My vote is /var/www for files as the default, though you can put them anywhere.

The "Directory" tags basically define access permissions to any directory in the file system so it can be anywhere. The alias lines then map this directory into the URL name space. The / for the URL name space is usually /var/www I think -- but check your setup. So this means that anything under /var/www does not need an alias directive to map it into the url name space -- it should already be there -- though if you didn't like the url you could probably remap it.
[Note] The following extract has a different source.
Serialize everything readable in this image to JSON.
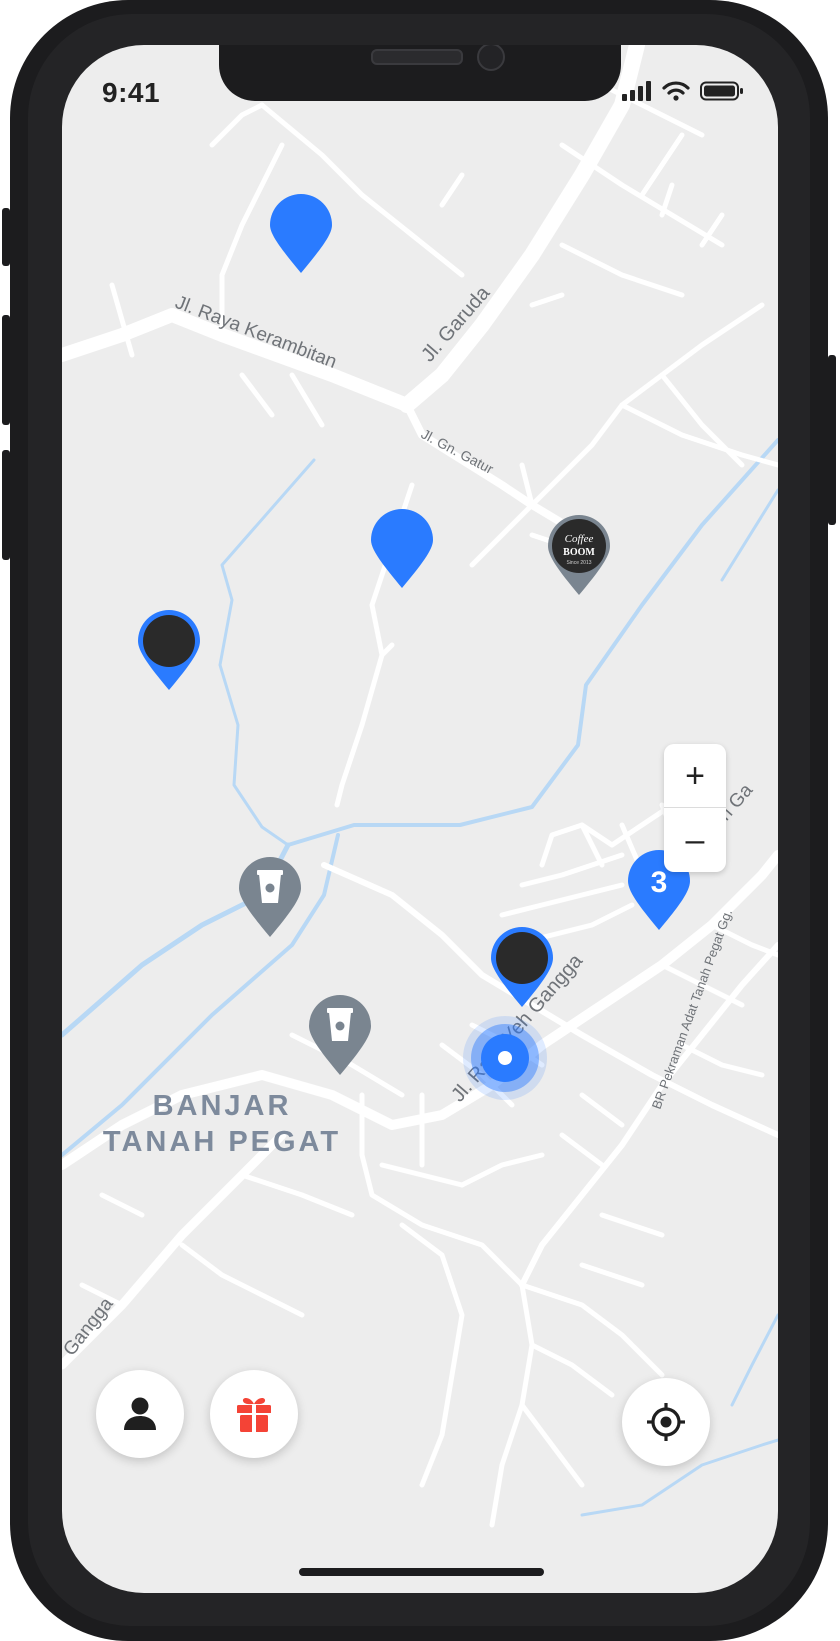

If you want to add special protections to a directory -- you can use the directory tag and what it contains to modify protections just like your example. If you want a secure directory -- there are aguments for not putting it in /var/www or under any other directory normally accessable though apache -- because for things you don't set -- permissions are inherited from the containing directories -- which means if you screw up a config -- a private sub directory can become visible if your not careful.

Regarding .htaccess files. Your choice. They are slower to access meaning on high volume sites -- it's best not to use them -- but they are handy because apache does not have to be restarted to change options in them (unlike configs in /etc/apache2) - so for modifiable sites they can be better. I've never used the .htaccess files myself -- so can't help you with the details. However you do need to have them enabled in the main apache config files for them to work -- and they may or may not be setup that way by default.

Regarding your password file -- i'd probably protect it and put it in /etc somewhere such as /etc/apache2 directory for example.

Rob

Well, this is what I did:
Directory /var/www/bussellExtended>
AllowOverride AuthConfig
AuthType Basic
AuthName "Family FIles"
AuthUserFile /home/secure/apasswords
require valid-user
</Directory>

Then:
restarted apache
sudo htpasswd -c /home/secure/apasswords family
set the password to "wtf"
sudo chown www-data:www-data /home/secure/apasswords
sudo chmod 0660 /home.secure/apasswords
sudo /etc/init.d/apache2 restart

This is what's happening.
When I navigate to the site in my browser, I'm prompted with the dialog box for unsername and password. However, if I click Cancel three times without typing in the username and password, the page loads without any css support? If I click Close without typing in a username and password, same result. If I click OK three times without typing in a username and password, it just loads an empty page.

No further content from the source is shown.